In your text you managed to tie together in a very fruitful way various domains of your life that are affected by this apprehension of multiple identities: not just your managerial practices and your friendship practices, but also your way of doing philosophy. This is something I miss in Bert and Sean’s book. I feel that somehow all the examples that they give are not just empirical cases but aspects of a typology of possiblities of life, instances of what Deleuze calls conceptual characters or intercessors, virtual entities that allow us to think and live and that in a loose way of speaking we may be said to « contain ». Deleuze and Guattari give a sort of justification of this loose language in the passage I cite about each of them being a crowd. They consider the objection that they have kept their names and reply:
« it is pleasant to talk like everybody and to say the sun is rising, when everyone knows that it is just a manner of speaking. »
This pretty banal remark is however only half of their reply. They go on to say:
« Not to arrive at the point where one no longer says I, but at the point where it no longer matters whether one says I or not. »
Oddly, this is what I find at fault in Gary Wills’ critiques. For me ATS is full of conceptual characters, and he seems to be blind to this. He only sees hasty and, in his view, erroneous historical sketches and probably cannot understand why Bert and Sean don’t just fold up shop and retreat off into the horizon.
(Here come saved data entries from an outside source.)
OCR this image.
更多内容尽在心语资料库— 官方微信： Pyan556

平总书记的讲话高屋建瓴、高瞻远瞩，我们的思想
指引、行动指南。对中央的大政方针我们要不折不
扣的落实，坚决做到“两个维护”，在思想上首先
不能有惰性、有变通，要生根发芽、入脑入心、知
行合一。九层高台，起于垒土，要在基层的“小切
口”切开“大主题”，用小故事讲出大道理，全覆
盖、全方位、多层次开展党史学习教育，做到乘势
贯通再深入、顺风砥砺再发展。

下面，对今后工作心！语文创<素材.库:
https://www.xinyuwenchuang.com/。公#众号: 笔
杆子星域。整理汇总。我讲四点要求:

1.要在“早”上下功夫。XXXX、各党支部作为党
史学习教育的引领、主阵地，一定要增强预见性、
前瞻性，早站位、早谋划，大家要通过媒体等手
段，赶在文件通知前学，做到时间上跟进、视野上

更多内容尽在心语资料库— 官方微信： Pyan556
Another aspect of this account of multiple identities that I felt was left implicit in your text is a different view of the pathologies that are associated with multiple identities. Bert and Sean seem to believe that all bad comes from the ego. This assumption vitiates, in my opinion, some of their analyses of the ODYSSEY and also of MOBY-DICK, in particular their account of Ahab. However I was impressed from the beginning by your keeping clearly in view this « pathological » or shadow aspect of the gods:
« Homer’s gods were … attuners who would bring Homeric Greeks into exactly the right mood to cope so brilliantly with a situation that their actions seemed to reach beyond human capacity. (The gods can do just the opposite, as Athena, for instance, guides Hector to make a mistake beyond his capacity.) »
This is a recognition that I find lacking in ATS. So I felt I should highlight the implication that the pathological aspect of life need not come always and only from the ego (a unifying fiction), but from the upsurge of worlds where, for example, the person who is our friend is also a predator or a traitor. This in turn led me to talk about the need for « wariness », not just as a defensive strategy (to avoid getting hurt), but as a (pluralist) virtue. This seemed to be necessary as well because I have accused Bert and Sean (and maybe even you a little) of practicing « normative phenomenology ». So I find that some of the moods that they describe, such as wonder and gratitude, are also treated as virtues. I merely wished to add wariness to that list. (This too is banal, as Lyotard for example talks about prudence, phronesis, as containing an aspect of wariness, as you never know if the person you encounter is, or can serve as, the epiphany of a god, that can punish you if you indulge in the hubris of imposing your will on the situation). You do take into account this shadow side in the description of your experience but foregrounding it helps me get at what I feel to be a one-sided emphasis on the luminous in ATS, as if all shadow came from the ego.